Was Dale Earnhardt Jr. going to make a move on McMurray for the lead coming off of turn two on the final lap? Was he going to do it on the backstretch? Was he going to wait until the field was football fields from the finish line? How was McMurray going to defend it?
None of us know.
With McMurray in the lead on the final lap of Sunday's race at Talladega, the caution flag flew for a crash involving Austin Dillon and Casey Mears before Junior had a chance to make that move. On last-lap cautions, the field is frozen. McMurray was the winner.
"I don't know how the last lap would have played out," an emotional McMurray said in victory lane. "I could see the 88 trying to set me up and figure out where he could get a run on me but when I saw -- the caution came out behind me -- and honestly I wanted to end under green but at the same time I wanted a caution and I'm OK with it right now."
The race had made it to that point without a Talladega staple, the Big One, a wreck that encompasses a double digit number of cars. As many a NASCAR fan can attest, the longer a race goes without a Big One, the more inevitable it feels. But we still don't ever know if it'll happen until it happens.
Add in the jockeying for position that heats up over the final laps of a restrictor plate race, and when Dillon's car snapped around from third place in front of a whole pack of cars behind him, mass crashing immediately became a possibility.
But that didn't happen. This Big One only meant severe damage for Dillon and Casey Mears, who clobbered Dillon's car so violently that it popped up into the air before it landed on its wheels.
While the timing benefitted McMurray, who took the lead with 15 laps to go and never relinquished it, the placement of the car crashing did too. The race's final pit stops came more than 25 laps from the finish, and over the last 10 laps, drivers were forced to move to a line on the high side of the track to manage their tires. Remember, Dillon was in third.
"I don't know -- the thing about the package we have now -- if you can get the third car in line to push the guy in second, it's hard to defend," McMurray said. "You just gotta try to make your car as wide as you can ... And then when they could never get the bottom line to form, I'm like it's going to come down to the first three or four cars."
But do you ever truly know? Both in NASCAR and at Talladega. Sunday's win was McMurray's first since October of 2010, a three-win season that included wins in the Daytona 500 and Brickyard 400. He missed the Chase that season, but the season looked to be the start of a fruitful partnership between McMurray and car owner Chip Ganassi.

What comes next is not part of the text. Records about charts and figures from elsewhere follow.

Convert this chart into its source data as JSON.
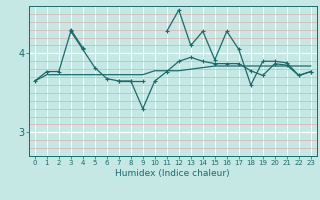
{
  "xlabel": "Humidex (Indice chaleur)",
  "bg_color": "#c5e8e5",
  "line_color": "#1a6b6b",
  "grid_white": "#ffffff",
  "grid_red": "#e8a8a8",
  "xlim": [
    -0.5,
    23.5
  ],
  "ylim": [
    2.7,
    4.6
  ],
  "yticks": [
    3,
    4
  ],
  "xticks": [
    0,
    1,
    2,
    3,
    4,
    5,
    6,
    7,
    8,
    9,
    10,
    11,
    12,
    13,
    14,
    15,
    16,
    17,
    18,
    19,
    20,
    21,
    22,
    23
  ],
  "line1_x": [
    0,
    1,
    2,
    3,
    4,
    5,
    6,
    7,
    8,
    9,
    10,
    11,
    12,
    13,
    14,
    15,
    16,
    17,
    18,
    19,
    20,
    21,
    22,
    23
  ],
  "line1_y": [
    3.65,
    3.73,
    3.73,
    3.73,
    3.73,
    3.73,
    3.73,
    3.73,
    3.73,
    3.73,
    3.78,
    3.78,
    3.78,
    3.8,
    3.82,
    3.84,
    3.84,
    3.84,
    3.84,
    3.84,
    3.84,
    3.84,
    3.84,
    3.84
  ],
  "line2_x": [
    0,
    1,
    2,
    3,
    4,
    5,
    6,
    7,
    8,
    9,
    10,
    11,
    12,
    13,
    14,
    15,
    16,
    17,
    18,
    19,
    20,
    21,
    22,
    23
  ],
  "line2_y": [
    3.65,
    3.77,
    3.77,
    4.28,
    4.05,
    3.82,
    3.68,
    3.65,
    3.65,
    3.3,
    3.65,
    3.77,
    3.9,
    3.95,
    3.9,
    3.87,
    3.87,
    3.87,
    3.78,
    3.72,
    3.87,
    3.85,
    3.72,
    3.77
  ],
  "line3_segments": [
    {
      "x": [
        3,
        4
      ],
      "y": [
        4.3,
        4.07
      ]
    },
    {
      "x": [
        7,
        8,
        9
      ],
      "y": [
        3.65,
        3.65,
        3.65
      ]
    },
    {
      "x": [
        11,
        12,
        13,
        14,
        15,
        16,
        17,
        18,
        19,
        20,
        21,
        22,
        23
      ],
      "y": [
        4.28,
        4.55,
        4.1,
        4.28,
        3.92,
        4.28,
        4.05,
        3.6,
        3.9,
        3.9,
        3.88,
        3.72,
        3.77
      ]
    }
  ]
}
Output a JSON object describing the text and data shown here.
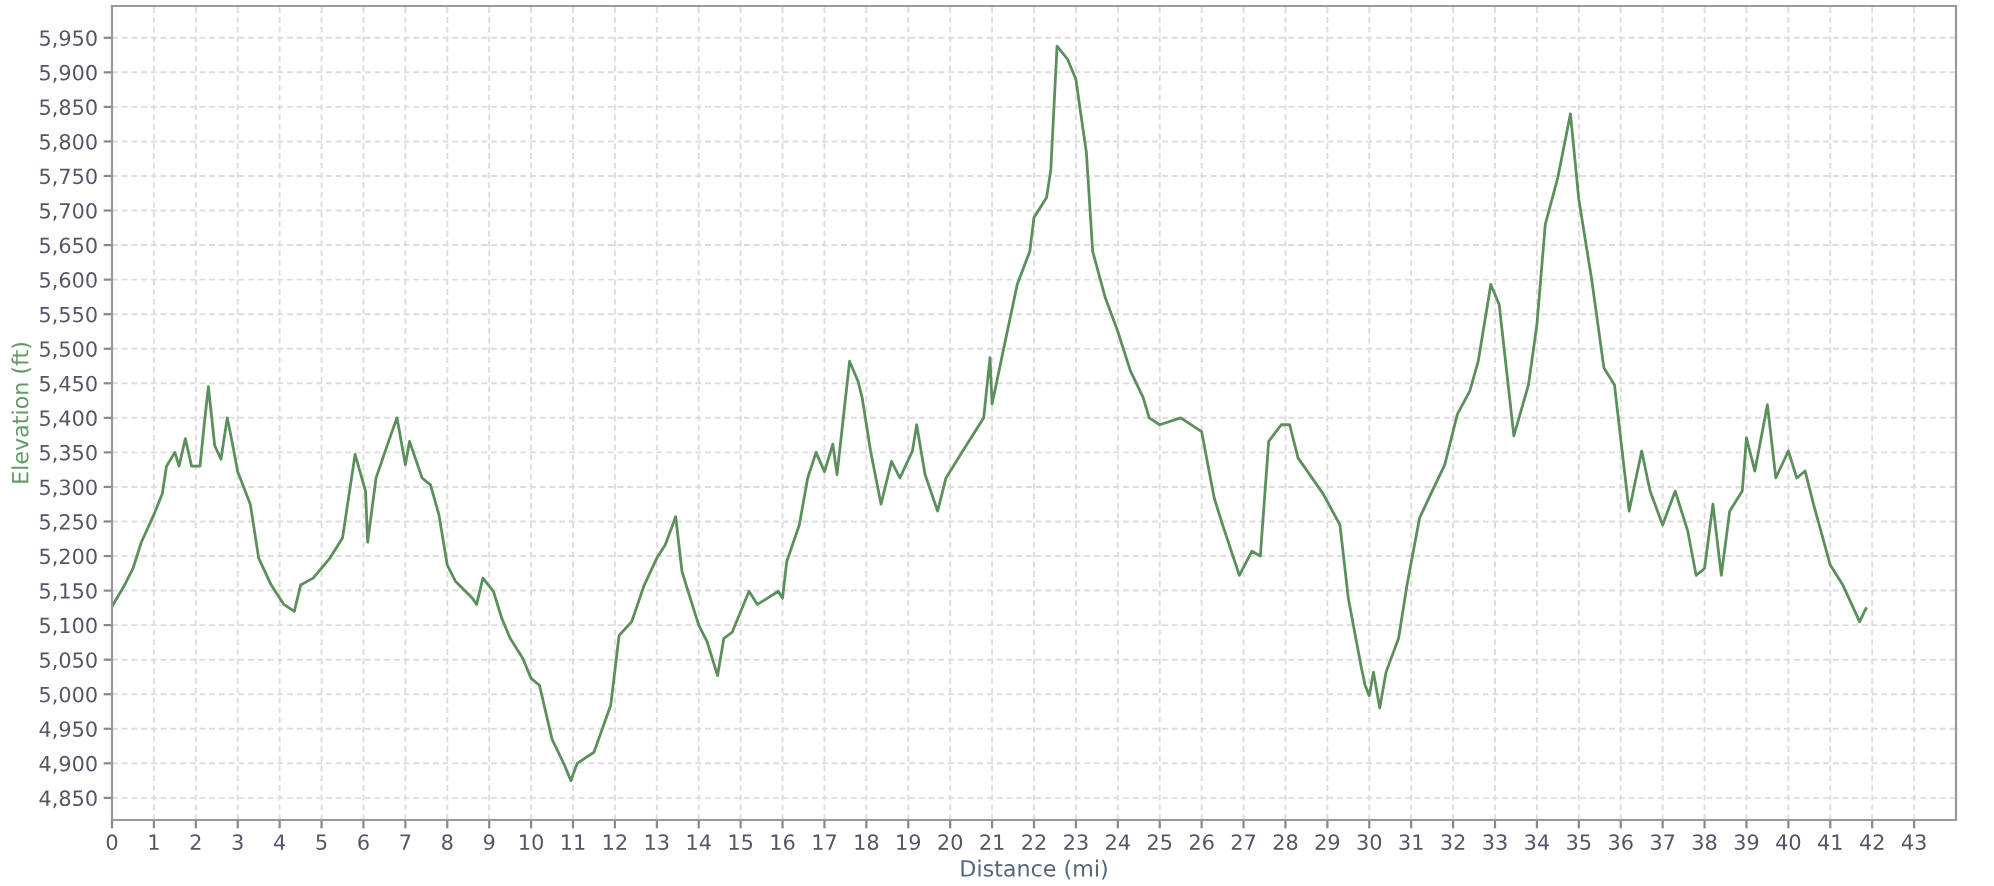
{
  "chart_data": {
    "type": "line",
    "xlabel": "Distance (mi)",
    "ylabel": "Elevation (ft)",
    "xlim": [
      0,
      44
    ],
    "ylim": [
      4818,
      5996
    ],
    "xticks": [
      0,
      1,
      2,
      3,
      4,
      5,
      6,
      7,
      8,
      9,
      10,
      11,
      12,
      13,
      14,
      15,
      16,
      17,
      18,
      19,
      20,
      21,
      22,
      23,
      24,
      25,
      26,
      27,
      28,
      29,
      30,
      31,
      32,
      33,
      34,
      35,
      36,
      37,
      38,
      39,
      40,
      41,
      42,
      43
    ],
    "yticks": [
      {
        "value": 4850,
        "label": "4,850"
      },
      {
        "value": 4900,
        "label": "4,900"
      },
      {
        "value": 4950,
        "label": "4,950"
      },
      {
        "value": 5000,
        "label": "5,000"
      },
      {
        "value": 5050,
        "label": "5,050"
      },
      {
        "value": 5100,
        "label": "5,100"
      },
      {
        "value": 5150,
        "label": "5,150"
      },
      {
        "value": 5200,
        "label": "5,200"
      },
      {
        "value": 5250,
        "label": "5,250"
      },
      {
        "value": 5300,
        "label": "5,300"
      },
      {
        "value": 5350,
        "label": "5,350"
      },
      {
        "value": 5400,
        "label": "5,400"
      },
      {
        "value": 5450,
        "label": "5,450"
      },
      {
        "value": 5500,
        "label": "5,500"
      },
      {
        "value": 5550,
        "label": "5,550"
      },
      {
        "value": 5600,
        "label": "5,600"
      },
      {
        "value": 5650,
        "label": "5,650"
      },
      {
        "value": 5700,
        "label": "5,700"
      },
      {
        "value": 5750,
        "label": "5,750"
      },
      {
        "value": 5800,
        "label": "5,800"
      },
      {
        "value": 5850,
        "label": "5,850"
      },
      {
        "value": 5900,
        "label": "5,900"
      },
      {
        "value": 5950,
        "label": "5,950"
      }
    ],
    "grid": true,
    "marker": "none",
    "line_style": "solid",
    "series": [
      {
        "color": "#5b8f5b",
        "x": [
          0,
          0.3,
          0.5,
          0.7,
          1.0,
          1.2,
          1.3,
          1.5,
          1.6,
          1.75,
          1.9,
          2.1,
          2.2,
          2.3,
          2.45,
          2.6,
          2.75,
          2.85,
          3.0,
          3.3,
          3.5,
          3.8,
          4.1,
          4.35,
          4.5,
          4.8,
          5.2,
          5.5,
          5.8,
          6.05,
          6.1,
          6.3,
          6.6,
          6.8,
          7.0,
          7.1,
          7.4,
          7.6,
          7.8,
          8.0,
          8.2,
          8.6,
          8.7,
          8.85,
          9.1,
          9.3,
          9.5,
          9.8,
          10.0,
          10.2,
          10.5,
          10.8,
          10.95,
          11.1,
          11.5,
          11.9,
          12.1,
          12.4,
          12.7,
          13.0,
          13.2,
          13.45,
          13.6,
          13.7,
          14.0,
          14.2,
          14.45,
          14.6,
          14.8,
          15.2,
          15.4,
          15.9,
          16.0,
          16.1,
          16.4,
          16.6,
          16.8,
          17.0,
          17.2,
          17.3,
          17.6,
          17.8,
          17.9,
          18.1,
          18.35,
          18.6,
          18.8,
          19.1,
          19.2,
          19.4,
          19.7,
          19.9,
          20.3,
          20.8,
          20.95,
          21.0,
          21.3,
          21.6,
          21.9,
          22.0,
          22.3,
          22.4,
          22.55,
          22.8,
          23.0,
          23.1,
          23.25,
          23.4,
          23.7,
          24.0,
          24.3,
          24.6,
          24.75,
          25.0,
          25.5,
          26.0,
          26.3,
          26.5,
          26.9,
          27.2,
          27.4,
          27.6,
          27.9,
          28.1,
          28.3,
          28.9,
          29.3,
          29.5,
          29.8,
          29.9,
          30.0,
          30.1,
          30.25,
          30.4,
          30.7,
          30.9,
          31.2,
          31.5,
          31.8,
          32.1,
          32.4,
          32.6,
          32.9,
          33.1,
          33.45,
          33.8,
          34.0,
          34.2,
          34.5,
          34.8,
          35.0,
          35.3,
          35.6,
          35.85,
          36.2,
          36.5,
          36.7,
          37.0,
          37.3,
          37.6,
          37.8,
          38.0,
          38.2,
          38.4,
          38.6,
          38.9,
          39.0,
          39.2,
          39.5,
          39.7,
          40.0,
          40.2,
          40.4,
          40.6,
          41.0,
          41.3,
          41.7,
          41.85
        ],
        "values": [
          5127,
          5158,
          5182,
          5220,
          5260,
          5290,
          5330,
          5350,
          5330,
          5370,
          5330,
          5330,
          5390,
          5445,
          5360,
          5340,
          5400,
          5370,
          5322,
          5275,
          5197,
          5158,
          5130,
          5120,
          5158,
          5168,
          5197,
          5226,
          5347,
          5294,
          5220,
          5313,
          5366,
          5400,
          5332,
          5366,
          5313,
          5303,
          5260,
          5187,
          5163,
          5139,
          5130,
          5168,
          5149,
          5110,
          5081,
          5052,
          5023,
          5013,
          4935,
          4897,
          4875,
          4900,
          4916,
          4984,
          5085,
          5105,
          5158,
          5197,
          5216,
          5257,
          5178,
          5158,
          5100,
          5076,
          5027,
          5081,
          5090,
          5149,
          5130,
          5149,
          5139,
          5192,
          5245,
          5313,
          5350,
          5322,
          5362,
          5318,
          5482,
          5453,
          5429,
          5352,
          5275,
          5337,
          5313,
          5352,
          5390,
          5318,
          5265,
          5313,
          5352,
          5400,
          5487,
          5420,
          5507,
          5593,
          5641,
          5690,
          5719,
          5758,
          5938,
          5919,
          5890,
          5847,
          5784,
          5641,
          5574,
          5525,
          5468,
          5430,
          5400,
          5390,
          5400,
          5380,
          5284,
          5245,
          5172,
          5207,
          5200,
          5366,
          5390,
          5390,
          5342,
          5290,
          5245,
          5139,
          5042,
          5013,
          4998,
          5032,
          4980,
          5032,
          5081,
          5158,
          5255,
          5294,
          5332,
          5405,
          5439,
          5482,
          5593,
          5564,
          5374,
          5448,
          5535,
          5680,
          5748,
          5840,
          5716,
          5603,
          5472,
          5448,
          5265,
          5352,
          5294,
          5245,
          5294,
          5236,
          5172,
          5182,
          5275,
          5172,
          5265,
          5294,
          5371,
          5323,
          5419,
          5313,
          5352,
          5313,
          5323,
          5275,
          5187,
          5158,
          5105,
          5124
        ]
      }
    ]
  }
}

Since then, the team has struggled, and McMurray's had just 15 top 10s in 108 starts. But in that time period, McMurray and his wife Christy have had a son and daughter. And there are signs of a turnaround on the track.
The team switched to Hendrick engines before 2013 and seven of those top 10s had come this season before Sunday, the first time that McMurray was able to celebrate with his wife and children in victory lane. He's now 14th in the standings, the same place he finished in 2010, and is signed with Earnhardt-Ganassi for 2014 to team with Kyle Larson.
Will the improvement continue? That too, we don't know. But isn't that why we all keep driving?